Alber’ nodded to himself and sipped the last of his iced tea. Shivaji had gone stealth at the first reports of gunfire, even as he had slid on his emergency suit. He imagined winning a great deal of money betting that he, Tomas Kigali, Denis Jež, and Robbie Aeliaes had all gotten there within thirty seconds of each other, if he could find a sucker willing to bet on the four of them merely waiting for orders from Jessica.

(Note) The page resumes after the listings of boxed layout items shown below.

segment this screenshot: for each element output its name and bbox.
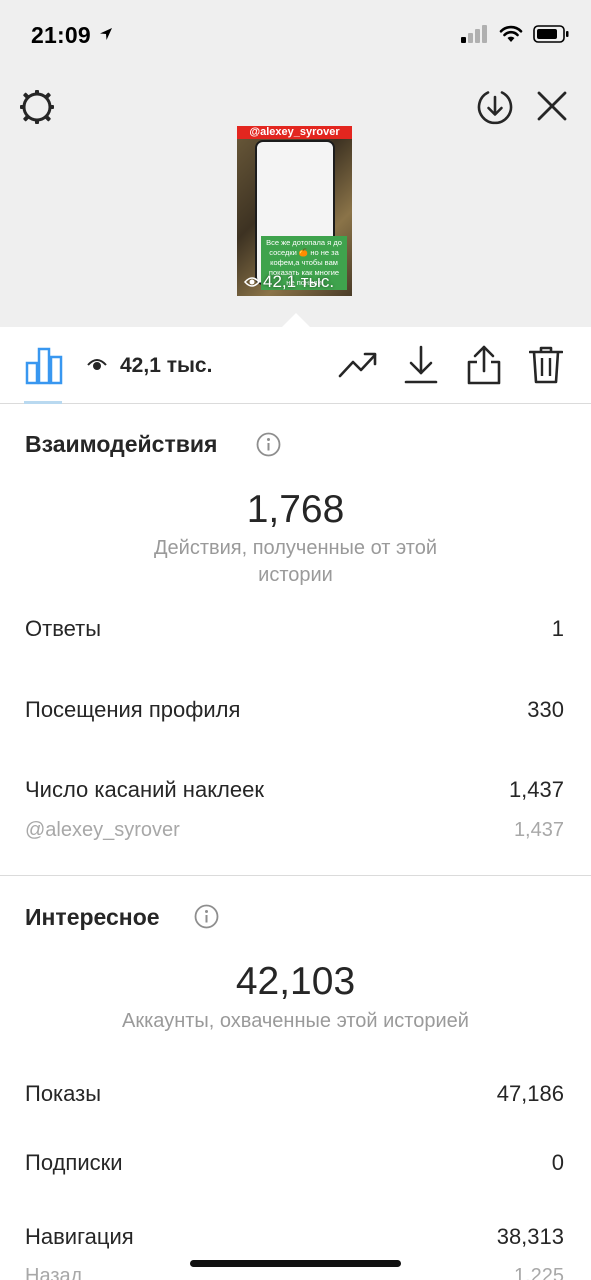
bar-chart-icon[interactable]	[25, 347, 63, 390]
section-divider	[0, 875, 591, 876]
download-icon[interactable]	[404, 345, 438, 390]
story-views-overlay: 42,1 тыс.	[244, 272, 334, 292]
share-icon[interactable]	[466, 344, 502, 391]
status-bar: 21:09	[0, 0, 591, 70]
navigation-value: 38,313	[496, 1224, 564, 1249]
replies-value: 1	[551, 616, 564, 641]
interactions-total: 1,768	[246, 488, 345, 531]
back-value: 1,225	[513, 1265, 564, 1280]
thumbnail-pointer	[282, 313, 310, 327]
profile-visits-value: 330	[527, 697, 564, 722]
story-thumbnail[interactable]: @alexey_syrover Все же дотопала я до сос…	[237, 126, 352, 296]
discovery-total-label: Аккаунты, охваченные этой историей	[122, 1010, 469, 1032]
active-tab-indicator	[24, 401, 62, 404]
mention-sticker-value: 1,437	[513, 819, 564, 841]
back-label: Назад	[25, 1265, 83, 1280]
story-views-value: 42,1 тыс.	[263, 272, 335, 291]
info-icon[interactable]	[194, 904, 219, 934]
location-arrow-icon	[98, 26, 114, 47]
story-header-area: 21:09 @alexey_syrover Все же дотопала я …	[0, 0, 591, 327]
trash-icon[interactable]	[528, 345, 564, 390]
story-username-banner: @alexey_syrover	[237, 126, 352, 139]
home-indicator[interactable]	[190, 1260, 401, 1267]
sticker-taps-value: 1,437	[508, 777, 564, 802]
insights-toolbar: 42,1 тыс.	[0, 327, 591, 404]
signal-icon	[461, 25, 489, 48]
mention-sticker-label: @alexey_syrover	[25, 819, 180, 841]
download-circle-icon[interactable]	[476, 88, 514, 131]
views-count: 42,1 тыс.	[120, 354, 213, 377]
discovery-title: Интересное	[25, 904, 160, 930]
follows-label: Подписки	[25, 1150, 123, 1175]
battery-icon	[533, 25, 569, 48]
info-icon[interactable]	[256, 432, 281, 462]
gear-icon[interactable]	[18, 88, 56, 131]
navigation-label: Навигация	[25, 1224, 134, 1249]
trend-icon[interactable]	[338, 349, 378, 384]
status-indicators	[461, 25, 569, 48]
interactions-title: Взаимодействия	[25, 431, 218, 457]
sticker-taps-label: Число касаний наклеек	[25, 777, 264, 802]
interactions-total-label: Действия, полученные от этой истории	[153, 537, 437, 586]
status-time: 21:09	[31, 22, 91, 48]
replies-label: Ответы	[25, 616, 102, 641]
impressions-value: 47,186	[496, 1081, 564, 1106]
eye-icon	[244, 277, 260, 287]
follows-value: 0	[551, 1150, 564, 1175]
impressions-label: Показы	[25, 1081, 102, 1106]
profile-visits-label: Посещения профиля	[25, 697, 241, 722]
discovery-total: 42,103	[235, 960, 356, 1003]
wifi-icon	[499, 25, 523, 48]
close-icon[interactable]	[536, 90, 568, 127]
eye-icon	[87, 358, 107, 377]
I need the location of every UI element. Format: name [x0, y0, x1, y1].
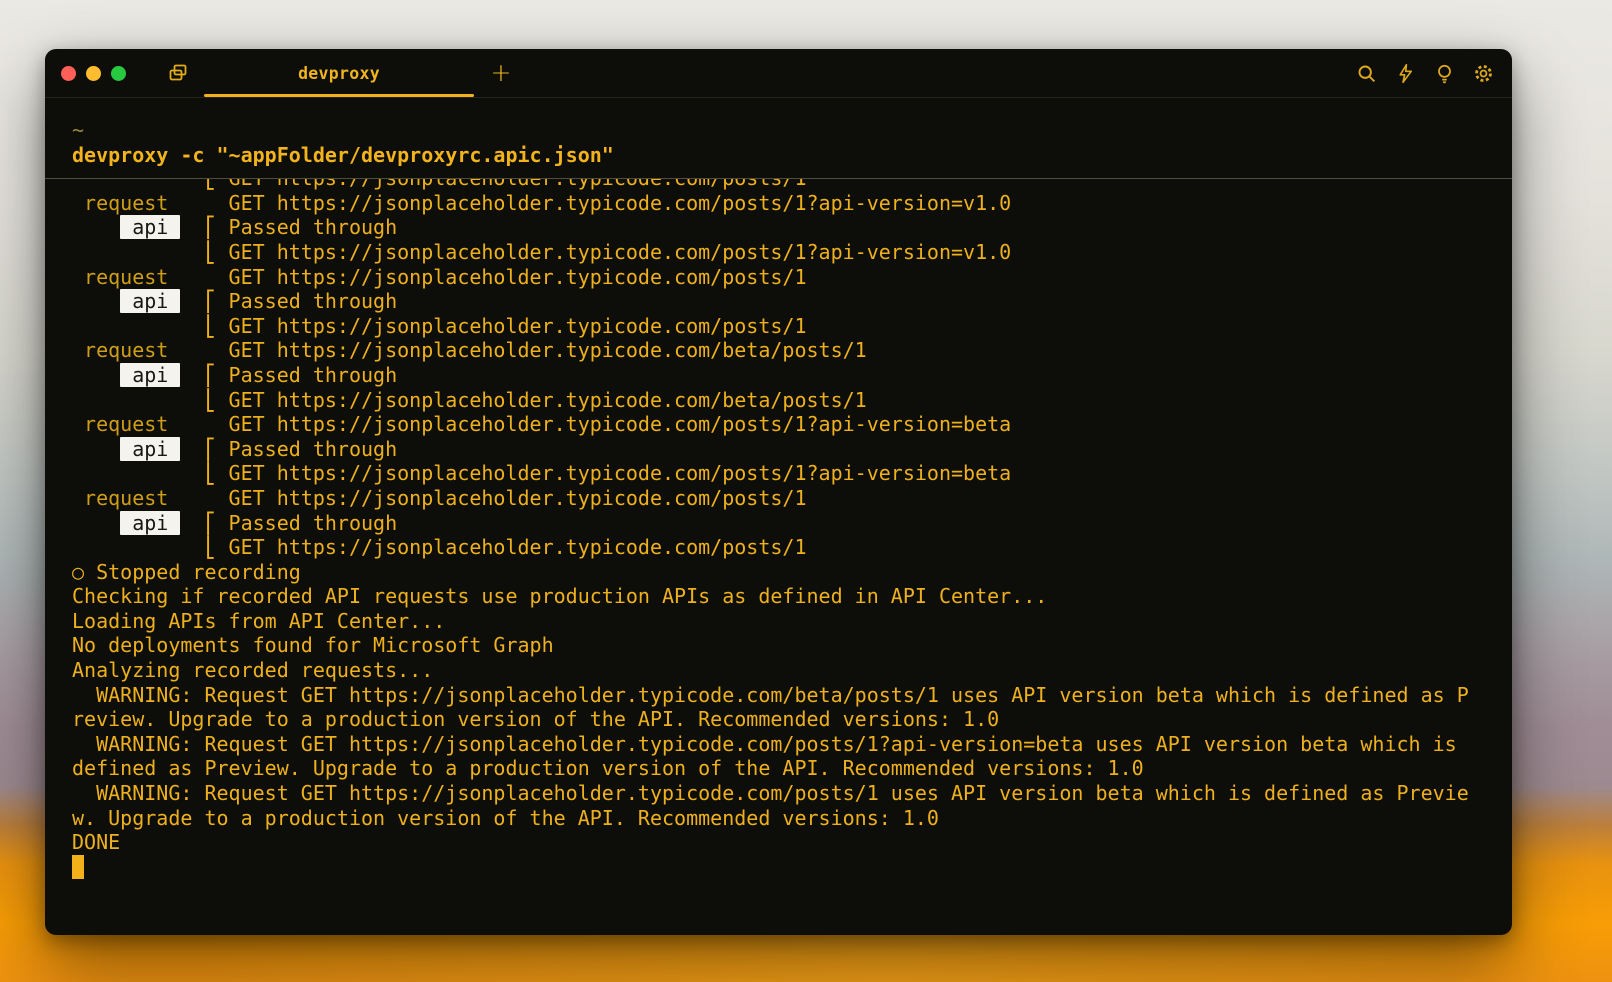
- terminal-line: DONE: [72, 830, 1512, 855]
- terminal-line: WARNING: Request GET https://jsonplaceho…: [72, 732, 1512, 757]
- terminal-line: api ⎡ Passed through: [72, 215, 1512, 240]
- terminal-line: WARNING: Request GET https://jsonplaceho…: [72, 781, 1512, 806]
- terminal-line: ⎣ GET https://jsonplaceholder.typicode.c…: [72, 461, 1512, 486]
- terminal-line: [72, 855, 1512, 880]
- command-block: ~ devproxy -c "~appFolder/devproxyrc.api…: [45, 98, 1512, 179]
- api-badge: api: [120, 289, 180, 313]
- terminal-line: review. Upgrade to a production version …: [72, 707, 1512, 732]
- lightbulb-icon[interactable]: [1433, 62, 1455, 84]
- command-line[interactable]: devproxy -c "~appFolder/devproxyrc.apic.…: [72, 143, 1512, 168]
- terminal-window: devproxy +: [45, 49, 1512, 935]
- terminal-line: ○ Stopped recording: [72, 560, 1512, 585]
- pages-icon[interactable]: [166, 61, 190, 85]
- new-tab-button[interactable]: +: [484, 51, 518, 95]
- close-button[interactable]: [61, 66, 76, 81]
- terminal-line: api ⎡ Passed through: [72, 511, 1512, 536]
- lightning-icon[interactable]: [1394, 62, 1416, 84]
- title-bar[interactable]: devproxy +: [45, 49, 1512, 98]
- terminal-line: WARNING: Request GET https://jsonplaceho…: [72, 683, 1512, 708]
- api-badge: api: [120, 437, 180, 461]
- tab-devproxy[interactable]: devproxy: [204, 49, 474, 97]
- terminal-line: request GET https://jsonplaceholder.typi…: [72, 486, 1512, 511]
- terminal-line: api ⎡ Passed through: [72, 363, 1512, 388]
- terminal-line: request GET https://jsonplaceholder.typi…: [72, 191, 1512, 216]
- terminal-output[interactable]: ⎣ GET https://jsonplaceholder.typicode.c…: [45, 179, 1512, 879]
- terminal-line: ⎣ GET https://jsonplaceholder.typicode.c…: [72, 179, 1512, 191]
- window-controls: [45, 66, 126, 81]
- terminal-line: No deployments found for Microsoft Graph: [72, 633, 1512, 658]
- terminal-line: Analyzing recorded requests...: [72, 658, 1512, 683]
- terminal-cursor: [72, 855, 84, 879]
- gear-icon[interactable]: [1472, 62, 1494, 84]
- active-tab-underline: [204, 94, 474, 97]
- api-badge: api: [120, 363, 180, 387]
- titlebar-actions: [1355, 62, 1512, 84]
- api-badge: api: [120, 215, 180, 239]
- terminal-line: request GET https://jsonplaceholder.typi…: [72, 412, 1512, 437]
- terminal-line: w. Upgrade to a production version of th…: [72, 806, 1512, 831]
- terminal-line: api ⎡ Passed through: [72, 437, 1512, 462]
- terminal-line: ⎣ GET https://jsonplaceholder.typicode.c…: [72, 388, 1512, 413]
- search-icon[interactable]: [1355, 62, 1377, 84]
- terminal-line: Checking if recorded API requests use pr…: [72, 584, 1512, 609]
- terminal-line: ⎣ GET https://jsonplaceholder.typicode.c…: [72, 535, 1512, 560]
- terminal-line: defined as Preview. Upgrade to a product…: [72, 756, 1512, 781]
- prompt-cwd: ~: [72, 118, 1512, 143]
- terminal-line: api ⎡ Passed through: [72, 289, 1512, 314]
- zoom-button[interactable]: [111, 66, 126, 81]
- terminal-line: Loading APIs from API Center...: [72, 609, 1512, 634]
- terminal-line: request GET https://jsonplaceholder.typi…: [72, 265, 1512, 290]
- tab-title: devproxy: [298, 64, 380, 83]
- terminal-line: request GET https://jsonplaceholder.typi…: [72, 338, 1512, 363]
- terminal-line: ⎣ GET https://jsonplaceholder.typicode.c…: [72, 240, 1512, 265]
- api-badge: api: [120, 511, 180, 535]
- minimize-button[interactable]: [86, 66, 101, 81]
- terminal-line: ⎣ GET https://jsonplaceholder.typicode.c…: [72, 314, 1512, 339]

Keller might be a Goddess of War, but she was not the only one here today.
“Najafi,” Alber’ called into the comm.
“Aye, sir,” his Science Officer replied a beat later.
“We are a leopard seal, Science Officer,” he said. “Hunting penguins from beneath the pack ice. We’ll do it by smell and not sight today.”
“Exec’s already lined us up, Commander,” the woman replied. “Kigali has CR–264 in tight against the carriers like a sheep dog. We’ve got a reciprocal laser comm going with him until we need to unmask.”